No contact with him for six months, it’s part of the treatment. Miles let the lie hang in the air between him and Nathan, wondering if another lie would follow.

‘Okay,’ Miles said. ‘How are your folks?’

‘Great. My mom, she understands me. Always has. She’s always been real supportive of me.’

‘You’re lucky to have her.’

‘Okay,’ Nathan said. He stepped away from the phone. ‘I’m sorry I upset you. I can’t sleep no more. Let’s wake up Celeste, get going.’

‘You said we should stay, let Celeste have indoor time.’

‘I was wrong. You were right.’

‘Wow. Me. Right.’ He wanted to say, Stop lying. Tell me who you really were calling. Tell me why you were in such a hurry to hang up you didn’t even say good-bye.

‘The diner down the service road’s open in another hour or so,’ Nathan said. ‘If it doesn’t have mirrors all along the walls – some of ’em do, you know – we could eat there.’

‘Sure.
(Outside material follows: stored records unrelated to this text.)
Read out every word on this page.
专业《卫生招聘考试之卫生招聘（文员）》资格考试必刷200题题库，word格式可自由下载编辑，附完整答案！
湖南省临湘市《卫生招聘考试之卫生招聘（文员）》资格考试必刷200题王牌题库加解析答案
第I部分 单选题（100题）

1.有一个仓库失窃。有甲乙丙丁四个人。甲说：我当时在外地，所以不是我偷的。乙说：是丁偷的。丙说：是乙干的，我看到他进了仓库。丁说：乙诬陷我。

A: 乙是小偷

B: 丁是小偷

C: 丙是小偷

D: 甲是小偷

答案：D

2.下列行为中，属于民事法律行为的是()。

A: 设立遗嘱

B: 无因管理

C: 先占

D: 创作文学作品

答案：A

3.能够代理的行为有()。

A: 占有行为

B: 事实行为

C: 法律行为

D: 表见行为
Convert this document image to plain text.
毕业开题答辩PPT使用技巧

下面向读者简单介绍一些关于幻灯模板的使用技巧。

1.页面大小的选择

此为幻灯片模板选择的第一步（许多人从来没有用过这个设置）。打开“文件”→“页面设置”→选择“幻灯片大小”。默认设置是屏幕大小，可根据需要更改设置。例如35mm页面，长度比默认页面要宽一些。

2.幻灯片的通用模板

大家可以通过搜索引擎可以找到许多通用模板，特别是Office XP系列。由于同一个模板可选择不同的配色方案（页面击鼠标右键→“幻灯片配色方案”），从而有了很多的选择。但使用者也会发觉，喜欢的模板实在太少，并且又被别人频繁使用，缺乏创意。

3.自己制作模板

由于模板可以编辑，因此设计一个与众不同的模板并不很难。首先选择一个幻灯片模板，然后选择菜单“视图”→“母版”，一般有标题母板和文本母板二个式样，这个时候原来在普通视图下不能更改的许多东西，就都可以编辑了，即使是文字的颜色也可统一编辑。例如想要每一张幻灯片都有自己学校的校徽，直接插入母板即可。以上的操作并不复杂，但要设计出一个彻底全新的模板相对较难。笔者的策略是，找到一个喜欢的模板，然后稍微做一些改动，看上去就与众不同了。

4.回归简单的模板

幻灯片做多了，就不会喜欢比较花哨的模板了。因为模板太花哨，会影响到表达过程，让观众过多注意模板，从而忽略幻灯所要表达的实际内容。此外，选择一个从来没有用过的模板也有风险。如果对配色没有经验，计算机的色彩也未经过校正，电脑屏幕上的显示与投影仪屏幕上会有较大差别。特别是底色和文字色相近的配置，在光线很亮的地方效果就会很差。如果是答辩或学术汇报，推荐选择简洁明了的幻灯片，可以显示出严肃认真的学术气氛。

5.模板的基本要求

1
Sure.’ Maybe he had been calling his parents. ‘But we’d better get up and get on the road.’ Or he’s called the police, and in five seconds I’ll hear the sirens.

But there was only the quiet of the night, and they went back to the room, Nathan averting his eyes from the mirror that hung over the sink counter, stretching on the bed. He wouldn’t call the police, not from the lobby, not when I might catch him, Miles decided. He’d just run, get clear away.

He let Celeste sleep another hour. The motel stayed quiet, still, until the sounds of showers rushing through pipes, coughs in the hallway, the distant thrum of a truck pulling out of the lot, announced the new day.

They walked to the diner in the morning chill. Celeste huddled close to him, and as they reached the glass doors he saw her face on the cover of the morning’s USA Today, an old publicity photo from when she’d won the five million, grinning out at the world from a vending machine.

‘Uh-oh,’ Miles said.

‘What?’ Then Celeste saw herself, put her face into Miles’s shoulder.

A couple coming out of the diner, chatting, smiled a good morning at them. Then the woman followed their gazes, riveted on the newspaper dispenser.

Miles steered Nathan and Celeste back toward the hotel. He peeled out of the lot, thinking, Those people didn’t see her face and the picture, they couldn’t have, but as they shot by the diner the couple were still standing there, studying the front page of the paper they’d pulled from the machine.